Why did Gourmand go away? Apparently, we didn't buy enough. Two owners behind the counter told me why Gourmand changed. One was a clean-cut fellow identified by the other as the owner of the late Gourmand's sister, Filter. It went something like, people sat around Gourmand for three hours and just ordered a cup of coffee. After asking how that differs from Filter, where people seem to sit around a lot, too, the answer was simply that we buy more at Filter. Ironically, in case you haven't heard, Filter is closing, too.
Judging solely by the one item I've ordered at Café Mediterra, I would rather have spent it on Gourmand's hearty and tangy black bean burger - which you can still, last I checked, get at Filter. Instead, I ordered a sandwich with nicely thin and tender potato slices and soft and roasted cauliflower. But the sandwich was thin. Sure, I did change it up from pita bread to panini bread. And one of the owners did oddly warn me that results could be unexpected with a different bread. But it was still a $7 sandwich, and I only tasted a hint of the garlic lemon vinaigrette that the menu promises. I didn't see any of the menu's promised roasted red pepper and cilantro, either. I'd still be curious to try the roasted red pepper hummus wrap, falafel or lentil soup - but only if I was already on the block for a visit to the quaint Sandmeyer's Bookstore. The lure of a funky haven called Gourmand is dead.

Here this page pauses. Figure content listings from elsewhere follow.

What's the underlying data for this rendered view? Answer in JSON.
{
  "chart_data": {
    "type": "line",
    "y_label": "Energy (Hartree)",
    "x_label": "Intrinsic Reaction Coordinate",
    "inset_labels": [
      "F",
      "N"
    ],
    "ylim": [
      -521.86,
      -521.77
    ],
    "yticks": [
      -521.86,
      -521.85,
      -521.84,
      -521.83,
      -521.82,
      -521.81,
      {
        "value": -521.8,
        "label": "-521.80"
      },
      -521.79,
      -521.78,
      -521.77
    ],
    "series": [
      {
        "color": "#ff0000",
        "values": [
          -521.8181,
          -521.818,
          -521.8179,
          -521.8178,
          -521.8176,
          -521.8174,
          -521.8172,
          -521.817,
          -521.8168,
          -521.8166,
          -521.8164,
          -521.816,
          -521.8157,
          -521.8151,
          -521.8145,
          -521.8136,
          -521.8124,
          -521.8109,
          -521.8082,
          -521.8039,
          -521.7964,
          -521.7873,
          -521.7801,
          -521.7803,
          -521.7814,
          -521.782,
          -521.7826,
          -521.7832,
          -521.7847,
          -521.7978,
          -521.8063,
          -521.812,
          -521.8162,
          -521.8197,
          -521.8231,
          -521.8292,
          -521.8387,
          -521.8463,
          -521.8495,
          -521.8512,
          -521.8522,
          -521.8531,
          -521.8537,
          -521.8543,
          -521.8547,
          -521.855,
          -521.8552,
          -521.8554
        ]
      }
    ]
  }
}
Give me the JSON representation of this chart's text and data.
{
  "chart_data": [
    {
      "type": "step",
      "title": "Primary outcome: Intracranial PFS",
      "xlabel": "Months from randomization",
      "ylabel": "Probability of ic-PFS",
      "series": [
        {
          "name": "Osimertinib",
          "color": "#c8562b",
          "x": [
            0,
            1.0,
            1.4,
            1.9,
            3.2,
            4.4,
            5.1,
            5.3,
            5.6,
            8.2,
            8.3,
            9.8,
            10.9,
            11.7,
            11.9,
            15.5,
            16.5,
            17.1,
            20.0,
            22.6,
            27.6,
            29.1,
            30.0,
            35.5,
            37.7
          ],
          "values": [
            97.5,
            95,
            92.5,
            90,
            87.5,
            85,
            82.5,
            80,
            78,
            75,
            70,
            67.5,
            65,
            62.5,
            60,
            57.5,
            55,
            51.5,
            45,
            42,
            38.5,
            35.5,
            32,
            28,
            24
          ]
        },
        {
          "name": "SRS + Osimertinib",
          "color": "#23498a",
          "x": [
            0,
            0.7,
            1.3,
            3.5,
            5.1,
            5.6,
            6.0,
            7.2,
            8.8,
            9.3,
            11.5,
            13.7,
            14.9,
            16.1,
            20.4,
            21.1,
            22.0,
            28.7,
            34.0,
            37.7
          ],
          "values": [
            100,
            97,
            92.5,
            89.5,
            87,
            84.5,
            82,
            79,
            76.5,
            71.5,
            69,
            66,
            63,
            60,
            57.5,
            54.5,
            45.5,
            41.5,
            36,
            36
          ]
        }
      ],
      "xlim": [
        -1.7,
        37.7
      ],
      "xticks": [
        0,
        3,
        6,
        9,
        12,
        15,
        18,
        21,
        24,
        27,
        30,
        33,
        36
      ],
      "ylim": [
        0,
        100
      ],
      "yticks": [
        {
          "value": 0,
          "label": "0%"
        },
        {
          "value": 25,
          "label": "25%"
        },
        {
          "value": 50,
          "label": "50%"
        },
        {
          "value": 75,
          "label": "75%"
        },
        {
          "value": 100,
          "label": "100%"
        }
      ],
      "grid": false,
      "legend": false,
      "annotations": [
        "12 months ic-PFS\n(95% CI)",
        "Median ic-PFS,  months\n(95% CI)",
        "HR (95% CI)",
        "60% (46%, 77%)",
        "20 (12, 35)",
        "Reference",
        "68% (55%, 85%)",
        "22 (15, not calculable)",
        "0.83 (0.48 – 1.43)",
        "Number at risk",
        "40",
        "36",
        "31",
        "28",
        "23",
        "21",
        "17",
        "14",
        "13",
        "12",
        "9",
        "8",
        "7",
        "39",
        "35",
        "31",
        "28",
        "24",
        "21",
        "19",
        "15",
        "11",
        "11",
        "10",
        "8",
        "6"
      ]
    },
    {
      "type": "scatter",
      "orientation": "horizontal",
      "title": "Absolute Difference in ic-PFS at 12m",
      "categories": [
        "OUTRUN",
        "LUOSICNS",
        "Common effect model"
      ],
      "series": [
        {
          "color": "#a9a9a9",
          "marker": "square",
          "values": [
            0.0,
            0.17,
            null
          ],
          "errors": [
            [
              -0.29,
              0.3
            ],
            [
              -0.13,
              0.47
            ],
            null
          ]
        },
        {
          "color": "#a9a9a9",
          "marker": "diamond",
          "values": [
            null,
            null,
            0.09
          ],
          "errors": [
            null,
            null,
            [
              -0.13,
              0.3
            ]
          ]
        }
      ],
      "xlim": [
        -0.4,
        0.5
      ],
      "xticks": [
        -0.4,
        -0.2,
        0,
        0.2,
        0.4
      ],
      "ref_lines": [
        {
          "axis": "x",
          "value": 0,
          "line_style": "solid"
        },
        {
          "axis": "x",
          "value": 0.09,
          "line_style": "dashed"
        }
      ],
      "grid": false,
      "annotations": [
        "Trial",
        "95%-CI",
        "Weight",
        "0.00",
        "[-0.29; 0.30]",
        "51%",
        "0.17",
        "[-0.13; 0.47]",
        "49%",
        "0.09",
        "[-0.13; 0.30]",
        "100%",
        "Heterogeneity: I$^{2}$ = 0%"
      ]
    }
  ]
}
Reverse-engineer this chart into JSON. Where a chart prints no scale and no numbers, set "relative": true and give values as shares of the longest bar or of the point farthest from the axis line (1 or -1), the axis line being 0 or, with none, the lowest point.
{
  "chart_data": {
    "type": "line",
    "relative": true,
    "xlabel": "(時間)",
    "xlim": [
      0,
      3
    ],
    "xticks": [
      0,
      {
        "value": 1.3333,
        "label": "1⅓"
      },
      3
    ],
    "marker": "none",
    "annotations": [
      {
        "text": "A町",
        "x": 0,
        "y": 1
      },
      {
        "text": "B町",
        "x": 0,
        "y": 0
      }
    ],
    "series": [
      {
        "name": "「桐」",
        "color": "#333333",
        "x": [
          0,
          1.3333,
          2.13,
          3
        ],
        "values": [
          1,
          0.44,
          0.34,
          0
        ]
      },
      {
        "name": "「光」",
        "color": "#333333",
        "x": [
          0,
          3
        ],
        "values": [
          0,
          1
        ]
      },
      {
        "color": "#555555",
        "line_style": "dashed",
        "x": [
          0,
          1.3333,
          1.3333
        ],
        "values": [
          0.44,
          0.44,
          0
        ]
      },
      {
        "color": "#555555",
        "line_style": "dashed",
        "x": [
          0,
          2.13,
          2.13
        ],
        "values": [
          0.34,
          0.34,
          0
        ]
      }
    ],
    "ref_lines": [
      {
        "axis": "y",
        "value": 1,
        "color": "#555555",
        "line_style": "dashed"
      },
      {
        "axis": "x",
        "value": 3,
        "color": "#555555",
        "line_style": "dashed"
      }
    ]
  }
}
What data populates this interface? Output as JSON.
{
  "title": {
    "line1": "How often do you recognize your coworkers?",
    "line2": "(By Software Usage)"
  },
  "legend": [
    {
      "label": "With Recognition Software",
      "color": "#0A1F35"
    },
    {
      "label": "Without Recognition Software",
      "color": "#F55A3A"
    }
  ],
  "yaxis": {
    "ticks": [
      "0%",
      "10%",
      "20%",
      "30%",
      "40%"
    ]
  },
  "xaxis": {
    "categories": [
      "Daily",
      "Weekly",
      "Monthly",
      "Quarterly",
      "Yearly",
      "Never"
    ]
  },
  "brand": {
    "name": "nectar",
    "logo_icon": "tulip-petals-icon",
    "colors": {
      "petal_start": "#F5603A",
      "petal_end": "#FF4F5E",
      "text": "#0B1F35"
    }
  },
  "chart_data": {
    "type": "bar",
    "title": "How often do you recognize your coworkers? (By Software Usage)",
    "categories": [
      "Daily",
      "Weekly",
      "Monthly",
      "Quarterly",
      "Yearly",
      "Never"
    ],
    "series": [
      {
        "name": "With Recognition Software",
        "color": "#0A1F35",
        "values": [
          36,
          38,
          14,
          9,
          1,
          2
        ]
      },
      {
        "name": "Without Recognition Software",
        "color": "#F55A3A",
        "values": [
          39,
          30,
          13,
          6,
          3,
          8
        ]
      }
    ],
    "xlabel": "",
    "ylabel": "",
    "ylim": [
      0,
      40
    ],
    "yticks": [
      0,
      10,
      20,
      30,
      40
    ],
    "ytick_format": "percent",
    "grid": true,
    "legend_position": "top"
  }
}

On my way back to the Loop, I rolled into Intelligentsia Coffee on Jackson for a second cup of the nectar they magically squeeze from their beans. The brilliant operation they have going refreshed me. Classy marble-topped and ornate metal-bottomed tables with dark wood trip on the walls enhance the place, and align well with the historic Monadnock Building they are part of. The courteous and all-business but fun baristas thump some pretty groovy tunes, too.